Coakley's office said that she and the attorneys general of 29 other states participated last week in a conference call to consider whether to take joint action against Google.
The company's Street View program uses camera-equipped cars to develop photographic maps of cities around the world. The maps can be viewed free of charge on the Google Maps website, or on advanced cellphones with Google Maps software.
But the concern stems from an effort to add radio mapping technology to Google Maps. The company's vans carry radio receivers that connect with nearby Wi-Fi wireless Internet routers. Each router has a unique identification code. By matching the code with the location of the router, Google can create a Wi-Fi map of a city. A cellphone owner can use this Wi-Fi map to pinpoint his own location, and find other nearby places of interest.

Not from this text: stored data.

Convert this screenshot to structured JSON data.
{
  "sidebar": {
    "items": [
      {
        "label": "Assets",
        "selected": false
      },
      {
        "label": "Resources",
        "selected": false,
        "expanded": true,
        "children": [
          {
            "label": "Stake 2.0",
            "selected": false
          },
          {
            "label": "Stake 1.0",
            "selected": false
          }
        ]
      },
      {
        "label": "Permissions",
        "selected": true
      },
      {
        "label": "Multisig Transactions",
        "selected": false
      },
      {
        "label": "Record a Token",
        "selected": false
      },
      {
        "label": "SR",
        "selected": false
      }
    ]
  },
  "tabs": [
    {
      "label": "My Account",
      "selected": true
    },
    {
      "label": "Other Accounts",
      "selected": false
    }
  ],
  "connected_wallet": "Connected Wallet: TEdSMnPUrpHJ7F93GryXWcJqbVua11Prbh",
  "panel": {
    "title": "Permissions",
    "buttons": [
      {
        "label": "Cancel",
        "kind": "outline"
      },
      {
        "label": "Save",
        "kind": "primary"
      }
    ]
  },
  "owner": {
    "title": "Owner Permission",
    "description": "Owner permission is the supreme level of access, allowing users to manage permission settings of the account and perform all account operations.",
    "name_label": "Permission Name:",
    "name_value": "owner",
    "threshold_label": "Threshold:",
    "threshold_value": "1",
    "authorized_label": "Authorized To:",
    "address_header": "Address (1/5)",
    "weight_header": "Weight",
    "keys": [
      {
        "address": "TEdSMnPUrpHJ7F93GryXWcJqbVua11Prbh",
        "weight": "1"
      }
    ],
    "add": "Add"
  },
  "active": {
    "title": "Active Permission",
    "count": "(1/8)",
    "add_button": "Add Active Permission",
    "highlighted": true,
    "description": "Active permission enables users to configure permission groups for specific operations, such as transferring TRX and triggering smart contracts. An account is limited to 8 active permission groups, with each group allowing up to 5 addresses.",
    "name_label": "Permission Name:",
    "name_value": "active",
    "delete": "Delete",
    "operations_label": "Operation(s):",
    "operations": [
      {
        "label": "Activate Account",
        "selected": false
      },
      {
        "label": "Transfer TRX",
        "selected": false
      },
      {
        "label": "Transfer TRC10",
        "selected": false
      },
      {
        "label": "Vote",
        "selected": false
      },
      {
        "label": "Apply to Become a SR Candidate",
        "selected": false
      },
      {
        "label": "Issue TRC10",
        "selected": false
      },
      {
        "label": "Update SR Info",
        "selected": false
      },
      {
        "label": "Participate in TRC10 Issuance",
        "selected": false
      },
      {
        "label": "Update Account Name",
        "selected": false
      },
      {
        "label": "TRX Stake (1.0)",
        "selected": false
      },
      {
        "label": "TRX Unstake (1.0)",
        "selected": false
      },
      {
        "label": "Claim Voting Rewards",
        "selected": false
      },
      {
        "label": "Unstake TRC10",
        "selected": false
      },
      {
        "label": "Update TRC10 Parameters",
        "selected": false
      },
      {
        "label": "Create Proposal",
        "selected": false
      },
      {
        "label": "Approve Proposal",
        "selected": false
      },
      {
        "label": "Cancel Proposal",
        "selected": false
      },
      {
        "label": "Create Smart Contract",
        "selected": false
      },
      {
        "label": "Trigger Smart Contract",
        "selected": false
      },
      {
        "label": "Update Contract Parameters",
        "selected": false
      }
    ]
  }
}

However, Google admitted last month that it had collected some of the data being transmitted over the Wi-Fi hotspots that it mapped. The admission has spawned investigations around the world, with officials in Europe, Asia, and the US demanding to know what kind of data Google captured. The company said that it had accumulated about 600 gigabytes of data. Today, researchers in France who'd been given access to the data said that Google had obtained copies of resident's Internet passwords and e-mail messages.